Doze pessoas por dia iniciaram tratamento e dez foram internadas por problemas relacionados com o uso de álcool em 2014, segundo um estudo que revela uma tendência de aumento na procura de ajuda contra o alcoolismo.

De acordo com o relatório anual “A situação do país em matéria de álcool 2014”, do SICAD (Serviço de Intervenção nos Comportamentos Aditivos e nas Dependências), estiveram em tratamento no ambulatório da rede pública 11.881 utentes, dos quais 3.353 iniciaram tratamento pela primeira vez e 930 foram readmitidos.

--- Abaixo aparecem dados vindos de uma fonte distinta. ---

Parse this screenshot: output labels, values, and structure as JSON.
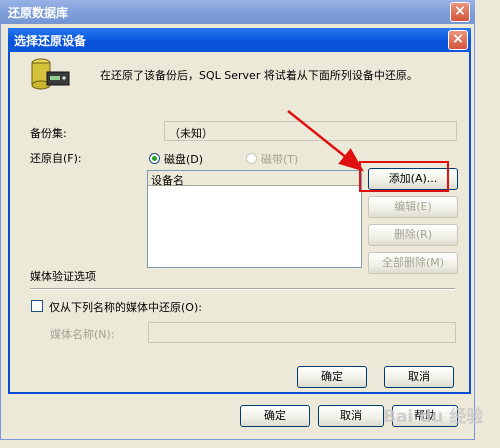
{
  "background_window": {
    "title": "还原数据库",
    "close_glyph": "×",
    "ok_label": "确定",
    "cancel_label": "取消",
    "help_label": "帮助"
  },
  "dialog": {
    "title": "选择还原设备",
    "close_glyph": "×",
    "info_text": "在还原了该备份后，SQL Server 将试着从下面所列设备中还原。",
    "backup_set_label": "备份集:",
    "backup_set_value": "（未知）",
    "restore_from_label": "还原自(F):",
    "radio_disk_label": "磁盘(D)",
    "radio_tape_label": "磁带(T)",
    "device_column_header": "设备名",
    "devices": [],
    "add_button": "添加(A)...",
    "edit_button": "编辑(E)",
    "remove_button": "删除(R)",
    "remove_all_button": "全部删除(M)",
    "media_verify_label": "媒体验证选项",
    "only_named_media_label": "仅从下列名称的媒体中还原(O):",
    "media_name_label": "媒体名称(N):",
    "media_name_value": "",
    "ok_button": "确定",
    "cancel_button": "取消"
  },
  "watermark_text": "Bai du 经验",
  "annotation_color": "#e01010"
}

Estes números revelam uma tendência de acréscimo, registando-se nos últimos três anos os valores mais elevados de novos utentes e de readmitidos.

Quanto a internamentos devido ao alcoolismo, deram entrada em Unidades de Alcoologia e Unidades de Desabituação 1.472 utentes (1.465 na rede pública e 7 na licenciada) e 2.256 em Comunidades Terapêuticas (61 em públicas e 2.195 licenciadas).

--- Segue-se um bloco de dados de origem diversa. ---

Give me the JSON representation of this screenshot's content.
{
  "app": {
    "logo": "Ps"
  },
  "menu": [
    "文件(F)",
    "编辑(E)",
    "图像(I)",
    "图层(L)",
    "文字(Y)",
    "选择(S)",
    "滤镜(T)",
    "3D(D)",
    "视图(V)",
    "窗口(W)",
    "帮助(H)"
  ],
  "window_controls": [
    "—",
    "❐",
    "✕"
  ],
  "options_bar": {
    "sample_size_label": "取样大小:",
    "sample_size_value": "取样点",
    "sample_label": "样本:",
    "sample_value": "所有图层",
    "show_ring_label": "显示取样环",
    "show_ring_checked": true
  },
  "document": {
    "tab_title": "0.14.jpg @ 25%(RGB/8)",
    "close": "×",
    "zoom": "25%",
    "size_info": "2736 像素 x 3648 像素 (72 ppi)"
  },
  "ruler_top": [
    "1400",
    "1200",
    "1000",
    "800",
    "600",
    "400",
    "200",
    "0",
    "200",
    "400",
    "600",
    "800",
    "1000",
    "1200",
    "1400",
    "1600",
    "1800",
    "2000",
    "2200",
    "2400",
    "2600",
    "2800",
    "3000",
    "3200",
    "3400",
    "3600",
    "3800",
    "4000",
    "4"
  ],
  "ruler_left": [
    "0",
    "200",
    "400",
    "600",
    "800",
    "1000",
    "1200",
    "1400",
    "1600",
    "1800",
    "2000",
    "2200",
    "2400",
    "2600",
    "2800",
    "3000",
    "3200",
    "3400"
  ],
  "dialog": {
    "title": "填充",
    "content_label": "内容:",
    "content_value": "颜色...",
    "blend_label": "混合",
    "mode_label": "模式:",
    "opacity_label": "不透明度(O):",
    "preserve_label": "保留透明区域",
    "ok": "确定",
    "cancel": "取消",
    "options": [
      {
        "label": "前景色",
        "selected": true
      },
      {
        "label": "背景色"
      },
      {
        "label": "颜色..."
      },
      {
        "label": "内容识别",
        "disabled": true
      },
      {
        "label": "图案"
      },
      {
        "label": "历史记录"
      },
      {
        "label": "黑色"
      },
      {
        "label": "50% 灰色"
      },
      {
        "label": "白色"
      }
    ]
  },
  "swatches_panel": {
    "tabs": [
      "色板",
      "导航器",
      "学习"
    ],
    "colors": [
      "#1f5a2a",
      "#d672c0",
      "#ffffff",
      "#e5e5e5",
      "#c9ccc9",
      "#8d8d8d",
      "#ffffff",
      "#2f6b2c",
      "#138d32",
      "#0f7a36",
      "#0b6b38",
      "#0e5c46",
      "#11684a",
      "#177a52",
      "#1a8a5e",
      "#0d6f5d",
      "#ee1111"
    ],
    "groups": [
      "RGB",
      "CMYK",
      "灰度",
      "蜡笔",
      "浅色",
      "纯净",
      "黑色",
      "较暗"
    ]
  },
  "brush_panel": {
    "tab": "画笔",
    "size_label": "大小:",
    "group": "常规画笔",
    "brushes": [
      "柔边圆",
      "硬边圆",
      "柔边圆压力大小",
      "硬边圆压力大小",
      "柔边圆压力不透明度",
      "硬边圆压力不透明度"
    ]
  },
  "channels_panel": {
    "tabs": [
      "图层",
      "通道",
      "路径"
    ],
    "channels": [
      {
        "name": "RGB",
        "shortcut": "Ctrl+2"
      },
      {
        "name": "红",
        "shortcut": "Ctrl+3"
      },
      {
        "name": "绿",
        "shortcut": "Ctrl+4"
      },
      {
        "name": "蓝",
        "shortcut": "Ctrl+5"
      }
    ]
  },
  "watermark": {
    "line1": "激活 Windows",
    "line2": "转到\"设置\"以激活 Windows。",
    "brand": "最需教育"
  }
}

Pelo segundo ano consecutivo aumentou o número de internamentos por problemas relacionados álcool em unidades de alcoologia, enquanto nas comunidades terapêuticas a tendência de subida verifica-se já há vários anos.

Em termos gerais, o consumo de álcool mantém-se relativamente estável, com 70% da população com mais de 15 anos a afirmar ter consumido bebidas pelo menos uma vez no último ano, sobretudo com uma frequência diária ou semanal.

No entanto, ao nível do consumo arriscado/binge, os resultados do inquérito apontam valores muito superiores aos de 2012: 33% da população consumidora tomou, pelo menos uma vez, 6 ou mais bebidas alcoólicas numa única ocasião.

Apesar disto, os jovens portugueses estão mais conscientes dos riscos de consumir bebidas alcoólicas do que os europeus, tendo a maioria dos jovens (59%) de 15-24 anos considerado de “alto risco” o consumo regular de álcool, enquanto 36% o classificaram de “médio risco”.

O relatório destaca que entre 2010 e 2014 se verifica entre a população escolar uma tendência de descida das frequências de consumo dos vários tipos de bebidas alcoólicas, bem como das prevalências e frequências de embriaguez.

O relatório relaciona o consumo nocivo de álcool com a população reclusa, revelando que mais de metade afirma ter ficado embriagada antes de entrar na prisão, um em cada dez reconheceram que antes de serem presos tiveram um episódio de coma alcoólico e 28% estavam alcoolizados quando cometeram os crimes.

Quanto aos consumos em contexto de reclusão, “como expectável, verifica-se uma redução importante com a entrada na prisão”.

No entanto, dentro dos estabelecimentos prisionais também existe consumo, sendo que o mais prevalente foi o de cervejas e bebidas alcoólicas de “fabrico artesanal” na prisão.

Em 2014 continuaram a registar-se internamentos hospitalares com diagnóstico principal atribuível ao consumo de álcool, embora em tendência decrescente nos últimos três anos (menos 7% face a 2013 e menos 17% em relação a 2012).

Nesse ano, foram internados em hospitais 5.768 pessoas por causa do alcool, a maioria (67%) com doença alcoólica do fígado (dos quais, 53% cirrose) e 20% com síndrome de dependência.

Se se considerar para além do diagnóstico principal também os secundários, o número de internamentos atribuíveis ao consumo de álcool é bastante superior — 34.272 internamentos em 2014 –, e tem vindo a aumentar ao longo dos últimos anos (+1,4% entre 2013 e 2014).

Os registos de mortalidade em 2014 indicam a existência de 829 óbitos devido ao álcool: 33% em acidentes de viação, 31% morte natural, 18% suicídio e 5% intoxicação alcoólica.

A criminalidade relacionada com o consumo de álcool também tem vindo a diminuir (menos 16% face a 2013), invertendo a tendência crescente entre 2009 e 2012, mantendo-se no entanto um aumento da proporção estes crimes no total da criminalidade.

Em 2014, registaram-se 20.752 crimes por condução sob efeito de álcool e 27.317 participações de violência doméstica relacionada com consumo de álcool, 41% das quais referiam-se a casos já sinalizados.

Em matéria de fiscalização relativa ao consumo e disponibilização de bebidas alcoólicas em locais públicos, em 2014 foram fiscalizados 7.312 estabelecimentos comerciais, registadas 728 infrações e aplicadas 87 contraordenações relacionadas com a venda a menores.